I'm a huge fan of WY1469, but it has a lot of haters. Fermented cool, pitching at 17C, and letting it rise naturally to 19C with a 48 hour diacetyl rest at 21C will give you a crisp dryness, with a hint of peach ester.
The hints of peach that Greig's describing with W1469 sounds a great match for the orange/marmalade thing you've got going on there.
And if you are veering away from residual sweetness then the drier finish sounds good too.
I haven't tried W1335 but it seems to have popped up in a few recipes or beers that I like or like the look of.
And it looks slightly more temperature tolerant for my uncontrolled ferments.
Planning on giving it a run myself some time
Thanks fellas. I did a bit of a search before posting and saw both 1028 and 1469 come up a few times.

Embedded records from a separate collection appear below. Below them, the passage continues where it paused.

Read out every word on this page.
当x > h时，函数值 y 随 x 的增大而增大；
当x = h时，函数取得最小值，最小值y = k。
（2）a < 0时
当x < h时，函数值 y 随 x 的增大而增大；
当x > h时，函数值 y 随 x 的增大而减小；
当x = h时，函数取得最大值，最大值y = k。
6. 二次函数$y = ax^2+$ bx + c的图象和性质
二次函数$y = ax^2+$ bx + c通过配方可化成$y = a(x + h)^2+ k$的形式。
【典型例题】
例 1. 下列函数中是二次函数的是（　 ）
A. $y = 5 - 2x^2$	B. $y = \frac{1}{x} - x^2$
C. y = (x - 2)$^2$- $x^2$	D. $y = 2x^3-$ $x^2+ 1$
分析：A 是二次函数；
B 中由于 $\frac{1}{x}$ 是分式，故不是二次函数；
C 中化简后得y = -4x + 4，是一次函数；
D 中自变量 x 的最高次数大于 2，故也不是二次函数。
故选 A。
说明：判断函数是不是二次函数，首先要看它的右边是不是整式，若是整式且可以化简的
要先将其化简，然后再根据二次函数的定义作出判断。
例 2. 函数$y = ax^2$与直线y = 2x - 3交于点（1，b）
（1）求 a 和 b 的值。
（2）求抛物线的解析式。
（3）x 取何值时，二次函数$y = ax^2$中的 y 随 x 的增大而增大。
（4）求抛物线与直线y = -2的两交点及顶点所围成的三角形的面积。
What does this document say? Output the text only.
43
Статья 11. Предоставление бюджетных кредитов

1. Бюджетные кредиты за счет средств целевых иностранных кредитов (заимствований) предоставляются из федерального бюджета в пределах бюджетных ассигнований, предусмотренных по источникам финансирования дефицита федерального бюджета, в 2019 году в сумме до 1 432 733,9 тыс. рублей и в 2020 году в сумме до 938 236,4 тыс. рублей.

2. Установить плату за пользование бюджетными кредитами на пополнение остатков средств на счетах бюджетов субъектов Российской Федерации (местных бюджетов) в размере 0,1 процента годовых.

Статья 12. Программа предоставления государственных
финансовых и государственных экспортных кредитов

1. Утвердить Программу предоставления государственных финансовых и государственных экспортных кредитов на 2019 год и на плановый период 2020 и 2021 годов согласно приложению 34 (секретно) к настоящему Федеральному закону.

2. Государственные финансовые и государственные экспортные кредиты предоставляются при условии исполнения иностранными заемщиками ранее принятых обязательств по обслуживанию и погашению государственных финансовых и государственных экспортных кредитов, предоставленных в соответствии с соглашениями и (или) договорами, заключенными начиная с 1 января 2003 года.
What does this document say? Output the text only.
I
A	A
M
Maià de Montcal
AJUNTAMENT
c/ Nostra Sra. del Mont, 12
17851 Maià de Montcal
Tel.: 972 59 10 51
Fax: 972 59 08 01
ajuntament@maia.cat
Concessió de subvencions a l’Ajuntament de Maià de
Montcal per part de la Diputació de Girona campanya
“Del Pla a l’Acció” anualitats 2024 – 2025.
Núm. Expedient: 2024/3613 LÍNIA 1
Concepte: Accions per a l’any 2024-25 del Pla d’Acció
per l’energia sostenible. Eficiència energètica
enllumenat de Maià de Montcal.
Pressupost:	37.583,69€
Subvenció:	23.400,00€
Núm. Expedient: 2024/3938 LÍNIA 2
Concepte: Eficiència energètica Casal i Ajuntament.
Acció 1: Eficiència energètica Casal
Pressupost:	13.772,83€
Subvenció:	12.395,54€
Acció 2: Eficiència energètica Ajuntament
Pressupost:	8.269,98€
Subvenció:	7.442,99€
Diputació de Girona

I wasn't sure about the mineral flavours 1028 is meant to throw but will be interested to know your impressions C-R.
1469 has a lotta luvers (have to say I didn't see many haters) out there and the sound of those peachy esters has me very keen to try it - but unfortunately those same fan hordes have cleared out Brewers Coop's stocks just now so I'll have to save that one for later - great tips on the fermentation profile thanks Greig.
Funny about the 1335 JT - from the searching I did I was thinking it didn't get much press at all so wasn't sure why it might have been off the radar. All I gathered was that it was quite neutral and a consistent performer. I'm curious now.
What about Whitbread WY 1099 .... does that work well in an ESB?
Thanks - I think I'll go with 1275 and then do a split batch if I can source some 1469. Nothing like a direct comparison to focus the opinions.
I used 1028, good for Malty beers, I tried one last night, and it seems to hide the hops a bit too well... not one of my favers, i dont think.
1099 is good, I enjoyed that. Less esters than 1968, not as malty as 1028, more hop friendly.
1335 ? You're right, doesn't pop up often, but I'm curious too.
Sounds like the 1469 is spot on for the flavours you want and I'd be surprised if someone in Auckland hasn't got a sample
Brewers Coop had some a month ago - I'd not seen it here in NZ before that. Not sure its really needed as some have toasted their own at home with good results but I'm interested to see what its like as its in so many US recipes.
Yeah, I have only read about it.
Considered a better Biscut malt. Its reported flavour profile had me interested when I was looking at Whiskey Ale/Porter recipes.
I may have to give that malt toasting idea a lookc one day.